The Department of European Drawings began in 1880 with a gift of over 600 drawings purchased by Cornelius Vanderbilt from James Jackson Jarves. This has been expanded to encompass sheets by Leonardo, Michelangelo, Ingres, and Degas. The Havemeyer bequest in 1929 added drawings by Rembrandt and Daumier. In 1949 Georgia O’Keeffe donated the Alfred Stieglitz Collection, which included 20th-century masters. Stieglitz himself in 1928 presented the museum with its first photographs. These became a component of the now enormous Print Department that had originated with gifts of Whistlers from H. B. Dick in 1916 and Dürers from Junius Spencer Morgan in 1919. Another great bequest of old master prints came from Felix Warburg in 1941.

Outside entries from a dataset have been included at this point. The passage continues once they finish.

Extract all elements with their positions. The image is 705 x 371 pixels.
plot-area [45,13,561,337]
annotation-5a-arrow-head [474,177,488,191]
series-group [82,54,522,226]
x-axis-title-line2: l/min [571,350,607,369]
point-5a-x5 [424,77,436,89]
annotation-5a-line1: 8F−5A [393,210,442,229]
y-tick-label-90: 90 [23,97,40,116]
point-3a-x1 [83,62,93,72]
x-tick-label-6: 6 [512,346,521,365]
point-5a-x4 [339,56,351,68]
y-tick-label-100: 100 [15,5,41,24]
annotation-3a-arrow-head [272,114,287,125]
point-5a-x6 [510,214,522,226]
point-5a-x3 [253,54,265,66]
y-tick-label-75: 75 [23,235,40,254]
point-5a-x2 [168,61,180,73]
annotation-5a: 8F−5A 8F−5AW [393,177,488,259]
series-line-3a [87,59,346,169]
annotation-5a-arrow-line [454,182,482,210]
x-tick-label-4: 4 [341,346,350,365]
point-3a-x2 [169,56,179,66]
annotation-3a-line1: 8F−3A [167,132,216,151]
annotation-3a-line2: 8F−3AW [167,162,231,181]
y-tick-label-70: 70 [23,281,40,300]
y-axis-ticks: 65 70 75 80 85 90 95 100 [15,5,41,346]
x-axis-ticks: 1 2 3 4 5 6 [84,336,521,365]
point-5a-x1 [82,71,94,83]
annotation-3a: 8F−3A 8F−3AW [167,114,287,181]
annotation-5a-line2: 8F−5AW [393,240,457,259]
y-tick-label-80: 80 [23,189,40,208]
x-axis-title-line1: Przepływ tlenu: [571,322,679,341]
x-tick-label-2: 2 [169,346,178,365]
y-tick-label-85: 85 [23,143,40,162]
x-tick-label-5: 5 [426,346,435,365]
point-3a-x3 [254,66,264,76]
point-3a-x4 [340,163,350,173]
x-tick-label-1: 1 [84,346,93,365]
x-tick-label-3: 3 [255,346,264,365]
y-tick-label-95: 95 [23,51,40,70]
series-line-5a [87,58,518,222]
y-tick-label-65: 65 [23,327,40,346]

The museum, as befits an institution that had several distinguished painters among its founders, has a very great collection of American painting and sculpture housed in its own wing. Many of the 19th-century’s iconic images such as Leutze’s Washington Crossing the Delaware, Bierstadt’s Rocky Mountains Cole’s Oxbow, Church’s Heart of the Andes, and Homer’s Northeaster were all acquired by 1910. Added later were Sargent’s infamous Mme X, Bingham’s Fur Traders, Martin Heade’s (1819–1904) The Coming Storm, and John White Alexander’s (1856–1915) Repose. Mrs Havemeyer’s 1929 bequest included several examples by her friend Mary Cassatt. The Alfred Stieglitz Collection received in 1949 brought the mid-century masters Demuth, O’Keeffe, Dove, and Hartley. The Department of 20th Century Art was established only in 1967, but grew rapidly. The 1998 bequest of the Gellman Collection from Mexico has added key works by Matisse and Dali. Of the post-war American holdings, the most famous is probably Jackson Pollock’s Autumn Rhythms of 1950, but there are also characteristic works by all the chief painters—Gorky, Rothko, de Kooning, Louis, and Motherwell. The department’s largest work is the French Art Deco mural from the luxury liner The Normandie.